Aan de Voorzitter van de Tweede Kamer der Staten-Generaal
Den Haag, 1 september 2023
In het debat over de opvolging van het rapport Ongekend Onrecht van 23 mei jl. is
aan het lid Omtzigt toegezegd om samen met de Minister voor Rechtsbescherming op papier
te zetten wat het kader is op basis waarvan de Nederlandse regering inhoudelijk mag
overleggen met de rechterlijke macht1.
Mede namens de Minister voor Rechtsbescherming kan ik uw Kamer melden dat het op rijksniveau
gebruikelijk is om overleg te voeren over de beheersmatige aspecten van het werk van
de Rechtspraak. Zoals op de dag van het debat ook door de Rechtspraak via social media
is gecommuniceerd «worden regelmatig ketenoverleggen gevoerd in verschillende rechtsgebieden
en met vertegenwoordigers van verschillende procespartijen die in zeer veel zaken
betrokken zijn (...) Dit soort overleggen zijn bedoeld om bedrijfsmatige processen
efficiënt en effectief te laten verlopen.» Het gaat daarbij om de financiering, de
digitalisering en de capaciteit van de Rechtspraak en over de mogelijkheden om de
kwaliteit van het werk te verhogen. Zo vinden bijvoorbeeld op periodieke basis gesprekken
plaats over de mogelijkheden om de doorlooptijden van de rechtspraak te verbeteren
en de werkvoorraden te verkleinen.
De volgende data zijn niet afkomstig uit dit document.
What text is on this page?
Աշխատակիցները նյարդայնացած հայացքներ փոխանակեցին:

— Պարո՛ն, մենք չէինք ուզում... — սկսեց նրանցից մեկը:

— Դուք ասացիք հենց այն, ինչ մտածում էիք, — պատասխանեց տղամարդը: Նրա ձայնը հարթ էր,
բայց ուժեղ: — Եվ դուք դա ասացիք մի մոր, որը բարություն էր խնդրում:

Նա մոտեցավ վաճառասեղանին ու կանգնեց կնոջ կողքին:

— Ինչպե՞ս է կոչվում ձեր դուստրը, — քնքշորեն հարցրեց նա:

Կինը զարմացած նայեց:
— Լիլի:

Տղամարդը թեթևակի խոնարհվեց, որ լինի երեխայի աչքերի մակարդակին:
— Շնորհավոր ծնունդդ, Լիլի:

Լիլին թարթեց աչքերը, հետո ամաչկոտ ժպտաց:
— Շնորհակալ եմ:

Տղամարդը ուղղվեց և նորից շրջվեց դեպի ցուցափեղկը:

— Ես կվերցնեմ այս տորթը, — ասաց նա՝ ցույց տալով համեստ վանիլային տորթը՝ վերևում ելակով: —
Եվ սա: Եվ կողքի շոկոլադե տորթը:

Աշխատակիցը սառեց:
Ook denkt de Rechtspraak graag mee over oplossingen
voor knelpunten die de zij signaleert in regelgeving en beleid van de Rijksoverheid.
Op decentraal niveau wordt desgewenst overleg gevoerd tussen de rechtsprekende instanties
en procesdeelnemers over de planning van rechtszaken en de logistieke werkwijze bij
aanlevering van documenten/dossiers.
Zoals ik in het debat reeds heb aangegeven heeft UHT, naast aangesloten te zijn geweest
op dit soort decentrale overleggen, een informeel overleg gehad met het Landelijk
overleg vakinhoud bestuursrecht (LOVB) op 13 juli 2022. De strekking van dit gesprek
heb ik met u gedeeld tijdens het debat en daarbij heb ik aangegeven dat er wordt uitgezocht
of hier een verslag van is gemaakt. Voor zover bekend is dat niet het geval.
In hetzelfde debat over de opvolging van het rapport Ongekend Onrecht heeft het lid
Leijten opgemerkt dat «de Staatssecretaris het net (had) over het bedenken van onorthodoxe
dingen en over versnellen» en dat «we in dezelfde stukken (zien) die naar buiten zijn
gekomen dat er afstemming is geweest met de rechterlijke macht over zaken en beslistermijnen,
en dat er is gesproken over een spoedwet waarmee geen dwangsommen meer opgelegd kunnen
worden door ouders.» Uw Kamer heeft mij verzocht om daar ook nader op in te gaan.2
Op ambtelijk niveau is over de hele linie van de hersteloperatie gekeken naar versnellingsmaatregelen.
Daarbij is gebrainstormd over onorthodoxe maatregelen die hieraan zouden kunnen bijdragen.
In dat kader is ook een spoedwet geopperd. Deze optie is echter vrijwel direct als
onwenselijk bestempeld en daarom ook niet verder uitgewerkt.